I read this week a Harvard Business Review Blog entry about the ‘commoditization of scale’ (we’ll brush over the conversion of an adjective into a verb as is business academia’s wont). What this was trying to say was that even the smallest of companies can now, with modern media, the web and technology, appear ‘big’. Having scale and large assets applied in a business is itself no longer a protection in the modern competitive world. Sources of competitive advantage have to be located elsewhere.

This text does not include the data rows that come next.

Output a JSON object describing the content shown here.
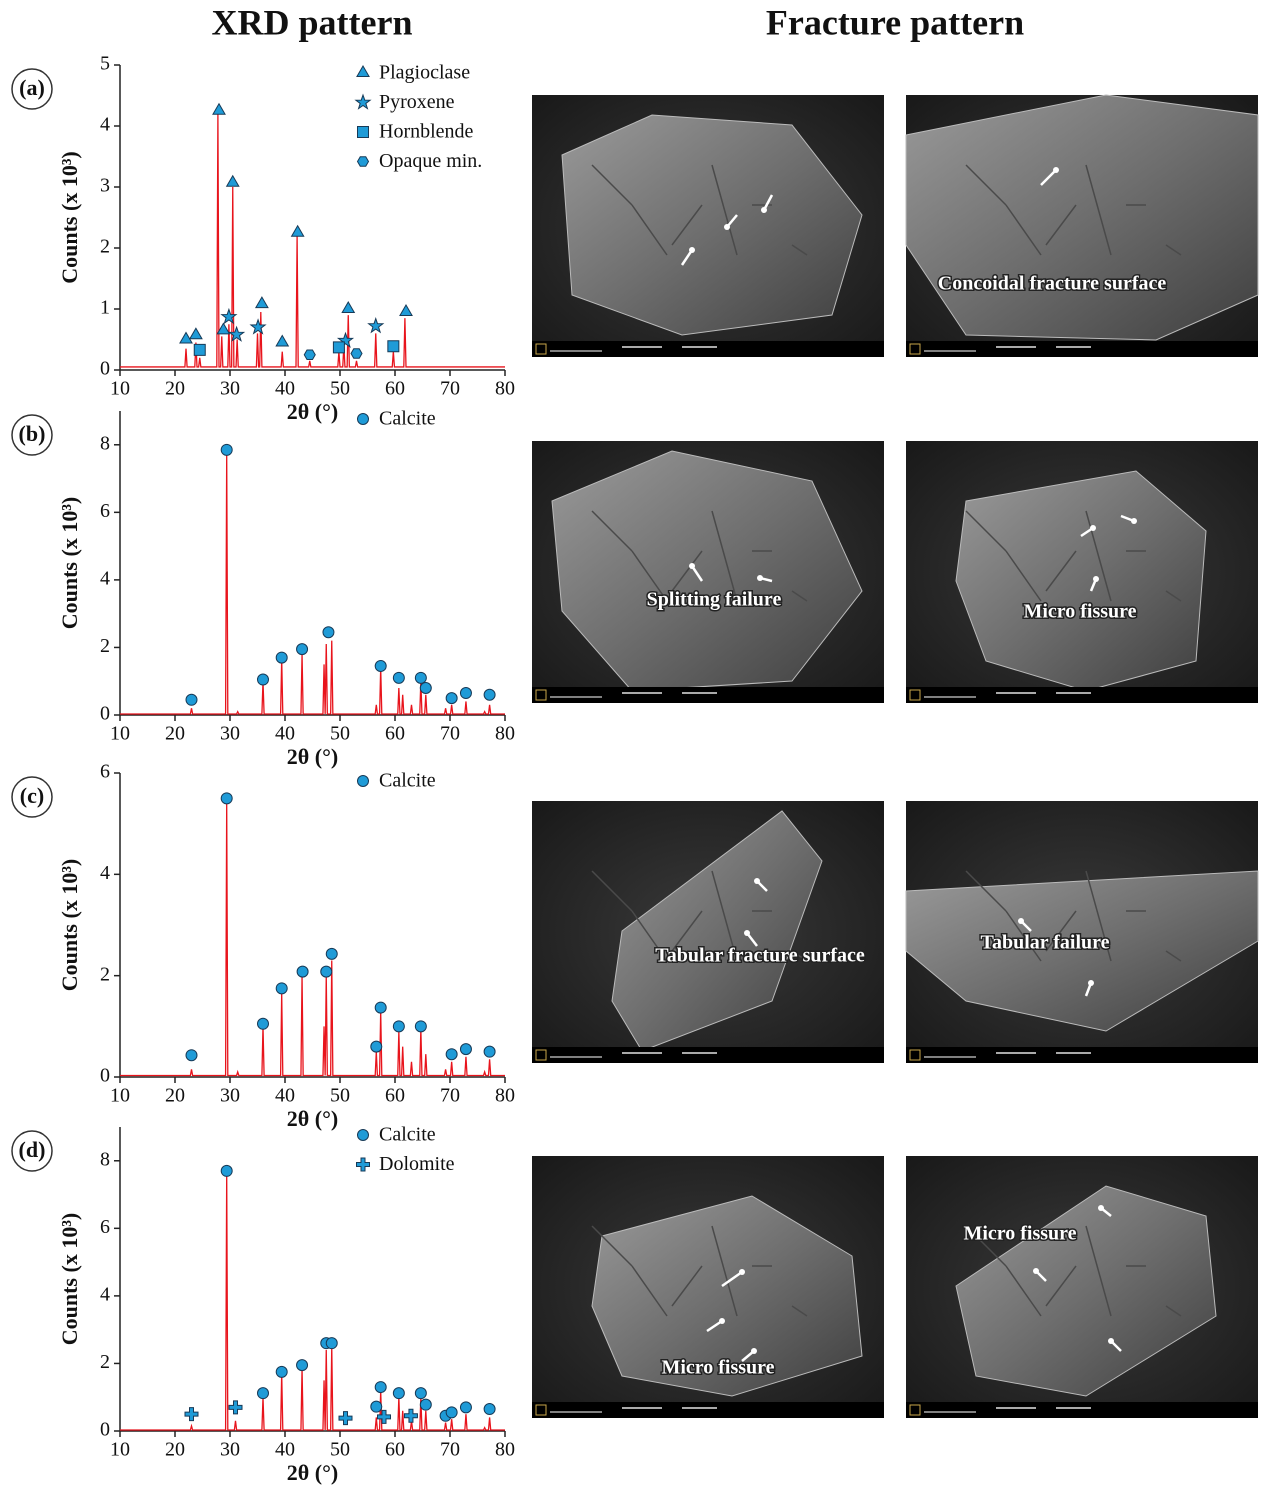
{
  "headers": [
    "XRD pattern",
    "Fracture pattern"
  ],
  "fracture_annotations": [
    "Concoidal fracture surface",
    "Splitting failure",
    "Micro fissure",
    "Tabular fracture surface",
    "Tabular failure",
    "Micro fissure",
    "Micro fissure"
  ],
  "chart_data": [
    {
      "type": "line",
      "panel_label": "(a)",
      "ylabel": "Counts (x 10³)",
      "xlabel": "2θ (°)",
      "color": "#e8141c",
      "xlim": [
        10,
        80
      ],
      "xticks": [
        10,
        20,
        30,
        40,
        50,
        60,
        70,
        80
      ],
      "ylim": [
        0,
        5
      ],
      "yticks": [
        0,
        1,
        2,
        3,
        4,
        5
      ],
      "legend": "upper right",
      "x": [
        10,
        21.8,
        22,
        22.2,
        23.6,
        23.8,
        24,
        24.3,
        24.5,
        24.7,
        27.6,
        27.8,
        28,
        28.3,
        28.5,
        28.7,
        29.6,
        29.8,
        30,
        30.3,
        30.5,
        30.7,
        31.1,
        31.3,
        31.5,
        34.8,
        35,
        35.2,
        35.4,
        35.6,
        35.8,
        39.3,
        39.5,
        39.7,
        42,
        42.2,
        42.4,
        44.3,
        44.5,
        44.7,
        49.6,
        49.8,
        50,
        50.5,
        50.7,
        50.9,
        51.3,
        51.5,
        51.7,
        52.8,
        53,
        53.2,
        56.3,
        56.5,
        56.7,
        59.5,
        59.7,
        59.9,
        61.6,
        61.8,
        62,
        80
      ],
      "values": [
        0.05,
        0.05,
        0.35,
        0.05,
        0.05,
        0.45,
        0.05,
        0.05,
        0.2,
        0.05,
        0.05,
        4.2,
        0.05,
        0.05,
        0.55,
        0.05,
        0.05,
        0.75,
        0.05,
        0.05,
        3.0,
        0.05,
        0.05,
        0.5,
        0.05,
        0.05,
        0.6,
        0.05,
        0.05,
        0.95,
        0.05,
        0.05,
        0.3,
        0.05,
        0.05,
        2.2,
        0.05,
        0.05,
        0.15,
        0.05,
        0.05,
        0.3,
        0.05,
        0.05,
        0.4,
        0.05,
        0.05,
        0.9,
        0.05,
        0.05,
        0.15,
        0.05,
        0.05,
        0.6,
        0.05,
        0.05,
        0.3,
        0.05,
        0.05,
        0.85,
        0.05,
        0.05
      ],
      "series": [
        {
          "name": "Plagioclase",
          "marker": "triangle",
          "color": "#1f9bd7",
          "x": [
            22,
            23.8,
            28,
            28.8,
            30.5,
            35.8,
            39.5,
            42.3,
            51.5,
            62
          ],
          "values": [
            0.5,
            0.57,
            4.25,
            0.65,
            3.07,
            1.08,
            0.45,
            2.25,
            1.0,
            0.95
          ]
        },
        {
          "name": "Pyroxene",
          "marker": "star",
          "color": "#1f9bd7",
          "x": [
            29.8,
            31.2,
            35.1,
            51,
            56.5
          ],
          "values": [
            0.87,
            0.58,
            0.7,
            0.48,
            0.72
          ]
        },
        {
          "name": "Hornblende",
          "marker": "square",
          "color": "#1f9bd7",
          "x": [
            24.5,
            49.8,
            59.7
          ],
          "values": [
            0.33,
            0.37,
            0.39
          ]
        },
        {
          "name": "Opaque min.",
          "marker": "hexagon",
          "color": "#1f9bd7",
          "x": [
            44.5,
            53
          ],
          "values": [
            0.25,
            0.27
          ]
        }
      ]
    },
    {
      "type": "line",
      "panel_label": "(b)",
      "ylabel": "Counts (x 10³)",
      "xlabel": "2θ (°)",
      "color": "#e8141c",
      "xlim": [
        10,
        80
      ],
      "xticks": [
        10,
        20,
        30,
        40,
        50,
        60,
        70,
        80
      ],
      "ylim": [
        0,
        9
      ],
      "yticks": [
        0,
        2,
        4,
        6,
        8
      ],
      "legend": "upper right",
      "x": [
        10,
        22.8,
        23,
        23.2,
        29.2,
        29.4,
        29.6,
        31.2,
        31.4,
        31.6,
        35.8,
        36,
        36.2,
        39.2,
        39.4,
        39.6,
        42.9,
        43.1,
        43.3,
        46.9,
        47.1,
        47.3,
        47.3,
        47.5,
        47.7,
        48.3,
        48.5,
        48.7,
        56.4,
        56.6,
        56.8,
        57.2,
        57.4,
        57.6,
        60.5,
        60.7,
        60.9,
        61.2,
        61.4,
        61.6,
        62.8,
        63,
        63.2,
        64.5,
        64.7,
        64.9,
        65.4,
        65.6,
        65.8,
        69,
        69.2,
        69.4,
        70.1,
        70.3,
        70.5,
        72.7,
        72.9,
        73.1,
        76.1,
        76.3,
        76.5,
        77,
        77.2,
        77.4,
        80
      ],
      "values": [
        0.03,
        0.03,
        0.2,
        0.03,
        0.03,
        7.7,
        0.03,
        0.03,
        0.1,
        0.03,
        0.03,
        1.0,
        0.03,
        0.03,
        1.65,
        0.03,
        0.03,
        1.8,
        0.03,
        0.03,
        1.5,
        0.03,
        0.03,
        2.1,
        0.03,
        0.03,
        2.2,
        0.03,
        0.03,
        0.3,
        0.03,
        0.03,
        1.4,
        0.03,
        0.03,
        0.8,
        0.03,
        0.03,
        0.6,
        0.03,
        0.03,
        0.3,
        0.03,
        0.03,
        1.0,
        0.03,
        0.03,
        0.6,
        0.03,
        0.03,
        0.2,
        0.03,
        0.03,
        0.3,
        0.03,
        0.03,
        0.4,
        0.03,
        0.03,
        0.1,
        0.03,
        0.03,
        0.3,
        0.03,
        0.03
      ],
      "series": [
        {
          "name": "Calcite",
          "marker": "circle",
          "color": "#1f9bd7",
          "x": [
            23,
            29.4,
            36,
            39.4,
            43.1,
            47.9,
            57.4,
            60.7,
            64.7,
            65.6,
            70.3,
            72.9,
            77.2
          ],
          "values": [
            0.45,
            7.85,
            1.05,
            1.7,
            1.95,
            2.45,
            1.45,
            1.1,
            1.1,
            0.8,
            0.5,
            0.65,
            0.6
          ]
        }
      ]
    },
    {
      "type": "line",
      "panel_label": "(c)",
      "ylabel": "Counts (x 10³)",
      "xlabel": "2θ (°)",
      "color": "#e8141c",
      "xlim": [
        10,
        80
      ],
      "xticks": [
        10,
        20,
        30,
        40,
        50,
        60,
        70,
        80
      ],
      "ylim": [
        0,
        6
      ],
      "yticks": [
        0,
        2,
        4,
        6
      ],
      "legend": "upper right",
      "x": [
        10,
        22.8,
        23,
        23.2,
        29.2,
        29.4,
        29.6,
        31.2,
        31.4,
        31.6,
        35.8,
        36,
        36.2,
        39.2,
        39.4,
        39.6,
        42.9,
        43.1,
        43.3,
        46.9,
        47.1,
        47.3,
        47.3,
        47.5,
        47.7,
        48.3,
        48.5,
        48.7,
        56.4,
        56.6,
        56.8,
        57.2,
        57.4,
        57.6,
        60.5,
        60.7,
        60.9,
        61.2,
        61.4,
        61.6,
        62.8,
        63,
        63.2,
        64.5,
        64.7,
        64.9,
        65.4,
        65.6,
        65.8,
        69,
        69.2,
        69.4,
        70.1,
        70.3,
        70.5,
        72.7,
        72.9,
        73.1,
        76.1,
        76.3,
        76.5,
        77,
        77.2,
        77.4,
        80
      ],
      "values": [
        0.03,
        0.03,
        0.15,
        0.03,
        0.03,
        5.4,
        0.03,
        0.03,
        0.1,
        0.03,
        0.03,
        1.0,
        0.03,
        0.03,
        1.65,
        0.03,
        0.03,
        2.0,
        0.03,
        0.03,
        1.0,
        0.03,
        0.03,
        2.0,
        0.03,
        0.03,
        2.3,
        0.03,
        0.03,
        0.5,
        0.03,
        0.03,
        1.3,
        0.03,
        0.03,
        0.9,
        0.03,
        0.03,
        0.6,
        0.03,
        0.03,
        0.3,
        0.03,
        0.03,
        0.95,
        0.03,
        0.03,
        0.45,
        0.03,
        0.03,
        0.15,
        0.03,
        0.03,
        0.3,
        0.03,
        0.03,
        0.4,
        0.03,
        0.03,
        0.1,
        0.03,
        0.03,
        0.35,
        0.03,
        0.03
      ],
      "series": [
        {
          "name": "Calcite",
          "marker": "circle",
          "color": "#1f9bd7",
          "x": [
            23,
            29.4,
            36,
            39.4,
            43.2,
            47.5,
            48.5,
            56.6,
            57.4,
            60.7,
            64.7,
            70.3,
            72.9,
            77.2
          ],
          "values": [
            0.43,
            5.5,
            1.05,
            1.75,
            2.08,
            2.08,
            2.43,
            0.6,
            1.37,
            1.0,
            1.0,
            0.45,
            0.55,
            0.5
          ]
        }
      ]
    },
    {
      "type": "line",
      "panel_label": "(d)",
      "ylabel": "Counts (x 10³)",
      "xlabel": "2θ (°)",
      "color": "#e8141c",
      "xlim": [
        10,
        80
      ],
      "xticks": [
        10,
        20,
        30,
        40,
        50,
        60,
        70,
        80
      ],
      "ylim": [
        0,
        9
      ],
      "yticks": [
        0,
        2,
        4,
        6,
        8
      ],
      "legend": "upper right",
      "x": [
        10,
        22.8,
        23,
        23.2,
        29.2,
        29.4,
        29.6,
        30.8,
        31,
        31.2,
        35.8,
        36,
        36.2,
        39.2,
        39.4,
        39.6,
        42.9,
        43.1,
        43.3,
        46.9,
        47.1,
        47.3,
        47.3,
        47.5,
        47.7,
        48.3,
        48.5,
        48.7,
        56.4,
        56.6,
        56.8,
        57.2,
        57.4,
        57.6,
        60.5,
        60.7,
        60.9,
        61.2,
        61.4,
        61.6,
        62.8,
        63,
        63.2,
        64.5,
        64.7,
        64.9,
        65.4,
        65.6,
        65.8,
        69,
        69.2,
        69.4,
        70.1,
        70.3,
        70.5,
        72.7,
        72.9,
        73.1,
        76.1,
        76.3,
        76.5,
        77,
        77.2,
        77.4,
        80
      ],
      "values": [
        0.03,
        0.03,
        0.15,
        0.03,
        0.03,
        7.6,
        0.03,
        0.03,
        0.3,
        0.03,
        0.03,
        1.0,
        0.03,
        0.03,
        1.7,
        0.03,
        0.03,
        1.85,
        0.03,
        0.03,
        1.5,
        0.03,
        0.03,
        2.4,
        0.03,
        0.03,
        2.5,
        0.03,
        0.03,
        0.4,
        0.03,
        0.03,
        1.2,
        0.03,
        0.03,
        1.0,
        0.03,
        0.03,
        0.6,
        0.03,
        0.03,
        0.3,
        0.03,
        0.03,
        1.0,
        0.03,
        0.03,
        0.6,
        0.03,
        0.03,
        0.25,
        0.03,
        0.03,
        0.35,
        0.03,
        0.03,
        0.5,
        0.03,
        0.03,
        0.1,
        0.03,
        0.03,
        0.4,
        0.03,
        0.03
      ],
      "series": [
        {
          "name": "Calcite",
          "marker": "circle",
          "color": "#1f9bd7",
          "x": [
            29.4,
            36,
            39.4,
            43.1,
            47.5,
            48.5,
            56.6,
            57.4,
            60.7,
            64.7,
            65.6,
            69.2,
            70.3,
            72.9,
            77.2
          ],
          "values": [
            7.7,
            1.12,
            1.75,
            1.95,
            2.6,
            2.6,
            0.72,
            1.3,
            1.12,
            1.12,
            0.78,
            0.45,
            0.55,
            0.7,
            0.65
          ]
        },
        {
          "name": "Dolomite",
          "marker": "plus",
          "color": "#1f9bd7",
          "x": [
            23,
            31,
            51,
            58,
            62.9
          ],
          "values": [
            0.5,
            0.7,
            0.38,
            0.42,
            0.45
          ]
        }
      ]
    }
  ]
}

A similar trend and argument was made in a book called The Brand Bubble. This essentially stated that although the difference between cost and sales price (the margin) and the then related difference between the book value of assets and stock value of the company as a whole is based on some notion of brand value (look at Apple’s stock value compared to book value, the difference is well over 100 times); most companies do not have a robust brand. This is the next big bubble in their view to burst globally. This is the idea that consumers trust fewer and fewer brands and that brands no longer perform the function they once did. Brands no longer guarantee quality and reliability and enable choice amongst a few oligopolistic providers. Anyone can manufacture to a level which meets most consumers’ needs. Most products are safe. Most markets have many 100s of alternatives for consumers.
Thus competitive advantage cannot be secured via size and use of barriers to entry, nor through long-standing brand awareness. In a disintermediated and atomised business world, brand I would suggest, is a necessary element for companies to have margins above a commodity value product or service, but is also much harder to maintain and keep (though not develop as social media can create brands very quickly and cheaply)
Yet how many internal audit plans really have brand management in them? How many really have a good hard look at the competitive position thinking and management’s assessment of that in macro, risk, terms? Very few I suggest. Why is that? Well I think many internal auditors are simply not strategic. They have spent too long looking at the operational ‘how’ to look at the strategic and theoretical ‘why’. Also the general knowledge and awareness of strategic marketing concepts and the marketing concept as a whole I have found in my career to be weak. This is true not just of internal audit but of senior management as a whole. Finally that brand management is often quite intangible and difficult to audit. Not impossible, but difficult, to audit. Actions do not always lead to related results and actions are not all equally weighted. Take as a classic example of Gerald Ratner’s blunder over being critical of the quality of his jewellery product. Overnight the brand was destroyed and sunk from one single action.
But just because something is difficult does not mean it should not be done. In fact quite the opposite, because it is difficult it should be done. So will branding be in your next assurance and audit plan?